On Friday 30 January 2009, Luuk Peters defended his MSc thesis “Battle of the Bulk: Corporate XMLDB vs. Research XMLDB”. The MSc project was carried out at Finan. It was supervised by me, Riham Abdel Kader (UT), Michiel Schipper (Finan) and Joost Willemse (Finan).
“Battle of the Bulk: Corporate XMLDB vs. Research XMLDB”
Finan, a company offering solutions for financial analysis, uses Oracle’s XML-support to store, query and analyze financial reports obtained in XBRL, an open XML-based standard for defining and exchanging business and financial performance information. The goal of the project was to improve the performance of querying a high volume of financial XML documents with changing schemas. A secondary goal was to compare Oracle’s performance on this task with that of MonetDB/XQuery as a representative of a successful XML DBMS from academia.

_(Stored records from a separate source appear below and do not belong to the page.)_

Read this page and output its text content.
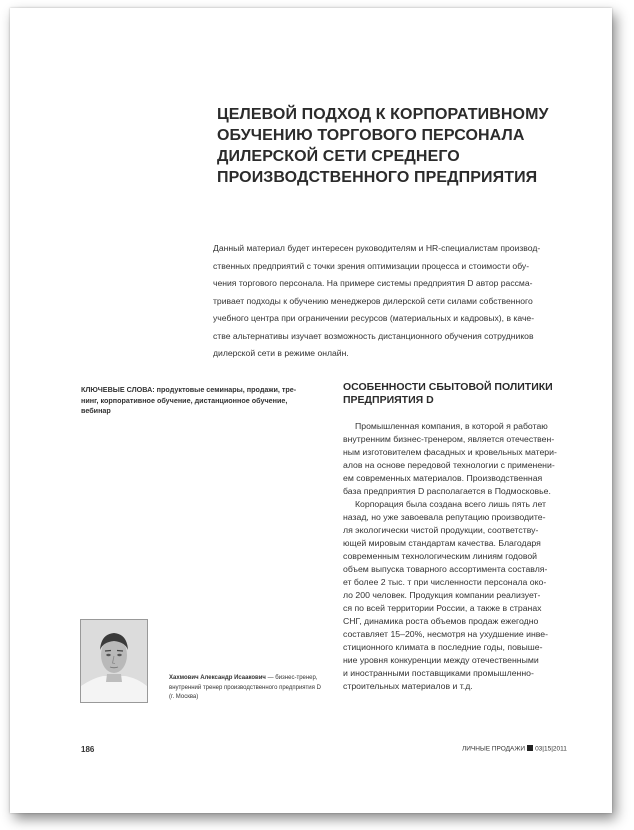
ЦЕЛЕВОЙ ПОДХОД К КОРПОРАТИВНОМУ
ОБУЧЕНИЮ ТОРГОВОГО ПЕРСОНАЛА
ДИЛЕРСКОЙ СЕТИ СРЕДНЕГО
ПРОИЗВОДСТВЕННОГО ПРЕДПРИЯТИЯ
Данный материал будет интересен руководителям и HR-специалистам производ-
ственных предприятий с точки зрения оптимизации процесса и стоимости обу-
чения торгового персонала. На примере системы предприятия D автор рассма-
тривает подходы к обучению менеджеров дилерской сети силами собственного
учебного центра при ограничении ресурсов (материальных и кадровых), в каче-
стве альтернативы изучает возможность дистанционного обучения сотрудников
дилерской сети в режиме онлайн.
КЛЮЧЕВЫЕ СЛОВА: продуктовые семинары, продажи, тре-
нинг, корпоративное обучение, дистанционное обучение,
вебинар
ОСОБЕННОСТИ СБЫТОВОЙ ПОЛИТИКИ
ПРЕДПРИЯТИЯ D
Промышленная компания, в которой я работаю
внутренним бизнес-тренером, является отечествен-
ным изготовителем фасадных и кровельных матери-
алов на основе передовой технологии с применени-
ем современных материалов. Производственная
база предприятия D располагается в Подмосковье.
Корпорация была создана всего лишь пять лет
назад, но уже завоевала репутацию производите-
ля экологически чистой продукции, соответству-
ющей мировым стандартам качества. Благодаря
современным технологическим линиям годовой
объем выпуска товарного ассортимента составля-
ет более 2 тыс. т при численности персонала око-
ло 200 человек. Продукция компании реализует-
ся по всей территории России, а также в странах
СНГ, динамика роста объемов продаж ежегодно
составляет 15–20%, несмотря на ухудшение инве-
стиционного климата в последние годы, повыше-
ние уровня конкуренции между отечественными
и иностранными поставщиками промышленно-
строительных материалов и т.д.
Хахмович Александр Исаакович — бизнес-тренер,
внутренний тренер производственного предприятия D
(г. Москва)
186	ЛИЧНЫЕ ПРОДАЖИ 03|15|2011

Luuk thoroughly investigated many strategies for improvement: Oracle’s storage strategies (CLOB, Binary XML, XMLType, XMLTable) some schema-less some schema-based, other non-standard XML-document schemas, and variations in query formulation. He experimented with many possible combinations of these alternatives under varying conditions (database size, query complexity).
Since performance comparisons with Oracle is sensitive information, I cannot say anything specific about the outcomes. What I can say, is that Oracle offers a wide variety XML techniques, each with its own strengths and weaknesses. Much was learned on how these techniques work and how they affect execution performance. It proved hard to formulate a simple and concrete advise regarding the best strategy, because of the influence of so many factors. Nevertheless, considerable improvement could be obtained by choosing the right strategies. Furthermore, MonetDB/XQuery also proved up to the task of financial analysis. We believe that both industry and academia can learn from each other’s techniques. My hope is that this MSc project brought us a step closer to efficient and scalable general-purpose XML DBMS technology.
A public version of Luuk’s MSc thesis is not available yet, but I will of course immediately write about it here as soon as it does.